Suivi 2007 du Portrait agroenvironnemental des fermes du Québec

Québec (Québec), 19 février 2009 – Au cours des dix dernières années, les producteurs et les productrices agricoles du Québec, forts du soutien des deux paliers de gouvernement, ont adopté des pratiques agroenvironnementales qui ont eu une incidence bien réelle sur la protection de l’environnement, comme le confirme le Suivi 2007 du Portrait agroenvironnemental des fermes du Québec, qui fait suite à un vaste sondage tenu en 2007 et visant les agriculteurs québécois.

C’est en effet ce que révèlent les principaux résultats rendus publics, en conférence de presse, par le ministre de l’Agriculture, des Pêcheries et de l’Alimentation, ministre responsable des régions de Chaudière-Appalaches et du Centre-du-Québec et député de Frontenac, M. Laurent Lessard, le député fédéral de Lotbinière-Chutes-de-la-Chaudière, M. Jacques Gourde, représentant le ministre du Revenu national et ministre d’État (Agriculture), M. Jean-Pierre Blackburn, et le président de l’Union des producteurs agricoles (UPA), M. Christian Lacasse.

« Je suis fier de constater que la coordination de nos efforts en matière d’environnement et de développement durable en milieu agricole continue de donner des résultats probants sur le terrain et que les agriculteurs y souscrivent de plus en plus.

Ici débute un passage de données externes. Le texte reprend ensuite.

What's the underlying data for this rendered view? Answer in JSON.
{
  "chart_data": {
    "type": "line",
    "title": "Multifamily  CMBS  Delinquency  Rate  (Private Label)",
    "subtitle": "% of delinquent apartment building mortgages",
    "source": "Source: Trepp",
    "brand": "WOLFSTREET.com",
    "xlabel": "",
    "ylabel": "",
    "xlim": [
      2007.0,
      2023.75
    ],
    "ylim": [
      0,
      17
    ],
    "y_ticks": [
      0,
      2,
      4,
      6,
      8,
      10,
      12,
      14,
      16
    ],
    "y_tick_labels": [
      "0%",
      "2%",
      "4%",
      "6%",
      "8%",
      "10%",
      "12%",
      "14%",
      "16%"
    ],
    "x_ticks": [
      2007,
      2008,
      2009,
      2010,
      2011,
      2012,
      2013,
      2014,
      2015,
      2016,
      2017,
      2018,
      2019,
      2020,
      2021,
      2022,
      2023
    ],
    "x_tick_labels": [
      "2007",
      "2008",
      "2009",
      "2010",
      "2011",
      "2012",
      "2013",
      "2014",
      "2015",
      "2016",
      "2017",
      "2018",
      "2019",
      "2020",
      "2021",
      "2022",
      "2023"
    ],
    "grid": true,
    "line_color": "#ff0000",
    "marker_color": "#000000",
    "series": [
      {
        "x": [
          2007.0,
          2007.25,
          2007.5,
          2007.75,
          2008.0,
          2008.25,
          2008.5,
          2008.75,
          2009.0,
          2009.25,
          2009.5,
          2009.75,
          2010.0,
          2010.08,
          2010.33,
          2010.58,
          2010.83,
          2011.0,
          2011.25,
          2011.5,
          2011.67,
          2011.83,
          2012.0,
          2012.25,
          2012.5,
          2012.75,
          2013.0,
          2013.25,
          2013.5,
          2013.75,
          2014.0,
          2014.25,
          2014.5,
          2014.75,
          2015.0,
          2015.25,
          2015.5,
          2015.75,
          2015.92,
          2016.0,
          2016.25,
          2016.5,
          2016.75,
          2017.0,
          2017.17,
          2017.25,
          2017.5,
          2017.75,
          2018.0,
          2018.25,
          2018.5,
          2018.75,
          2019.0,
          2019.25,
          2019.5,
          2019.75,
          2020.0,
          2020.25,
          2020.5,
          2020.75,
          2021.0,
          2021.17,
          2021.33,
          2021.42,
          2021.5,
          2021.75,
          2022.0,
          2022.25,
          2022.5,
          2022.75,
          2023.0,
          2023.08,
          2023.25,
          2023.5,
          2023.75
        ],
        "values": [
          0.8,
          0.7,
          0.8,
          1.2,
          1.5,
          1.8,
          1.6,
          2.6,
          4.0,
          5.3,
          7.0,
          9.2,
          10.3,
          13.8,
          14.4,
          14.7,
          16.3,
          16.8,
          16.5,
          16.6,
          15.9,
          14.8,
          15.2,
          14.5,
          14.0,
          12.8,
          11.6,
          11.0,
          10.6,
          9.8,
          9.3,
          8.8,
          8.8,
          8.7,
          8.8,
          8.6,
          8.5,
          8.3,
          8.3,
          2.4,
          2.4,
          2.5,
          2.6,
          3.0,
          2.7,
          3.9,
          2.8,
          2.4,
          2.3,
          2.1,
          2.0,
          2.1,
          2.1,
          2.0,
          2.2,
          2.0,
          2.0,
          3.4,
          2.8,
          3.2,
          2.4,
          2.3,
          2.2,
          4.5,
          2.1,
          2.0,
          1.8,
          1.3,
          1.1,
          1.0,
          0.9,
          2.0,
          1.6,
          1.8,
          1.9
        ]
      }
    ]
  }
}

J’applaudis les agriculteurs, les partenaires et les acteurs du milieu pour leur engagement collectif et je les encourage à poursuivre dans cette voie afin que l’agriculture québécoise soit de plus en plus respectueuse de l’environnement », a mentionné le ministre Laurent Lessard.

« Le gouvernement du Canada est satisfait des résultats du sondage qui a été mené. En investissant 500 000 dollars dans ce nouveau suivi du portrait agroenvironnemental, nous avons clairement indiqué que nous étions déterminés à travailler sans relâche, en collaboration étroite avec nos partenaires, pour bâtir un secteur agricole respectueux de l’environnement », a déclaré M. Jacques Gourde, député de Lotbinière-Chutes-de-la-Chaudière, au nom du ministre du Revenu national et ministre d’État (Agriculture), M. Jean-Pierre Blackburn.

« Ces résultats témoignent du travail considérable effectué sur le terrain par les producteurs et productrices agricoles depuis dix ans, a pour sa part souligné M. Christian Lacasse. Leur engagement ne se dément pas, leur taux de participation à ce sondage (84 %) le confirme, preuve véritable qu’un changement des mentalités et des pratiques s’est bel et bien opéré. Ces résultats doivent inciter nos gouvernements à poursuivre leur démarche d’accompagnement auprès du monde agricole. C’est l’un des facteurs clés de cette réussite », d’insister le président de l’UPA.

Des progrès notables
Précisons que le Suivi 2007 du Portrait agroenvironnemental des fermes du Québec est le fruit d’une démarche rigoureuse et structurée qui a pour objet de mesurer l’évolution des pratiques agroenvironnementales des exploitations agricoles depuis l’établissement du portrait initial en 1998, qui sert de point de référence pour évaluer les progrès accomplis en matière d’agroenvironnement.

Au nombre des progrès constatés, le Suivi 2007 montre des avancées importantes au regard des bonnes pratiques agroenvironnementales, particulièrement sur le plan de la gestion des matières fertilisantes, de l’entreposage des fumiers et de la maîtrise des odeurs au moment de l’épandage. Les résultats démontrent ainsi l’adoption généralisée des modes de stockage sécuritaire des fumiers et des plans agroenvironnementaux de fertilisation par 90 % des exploitations agricoles.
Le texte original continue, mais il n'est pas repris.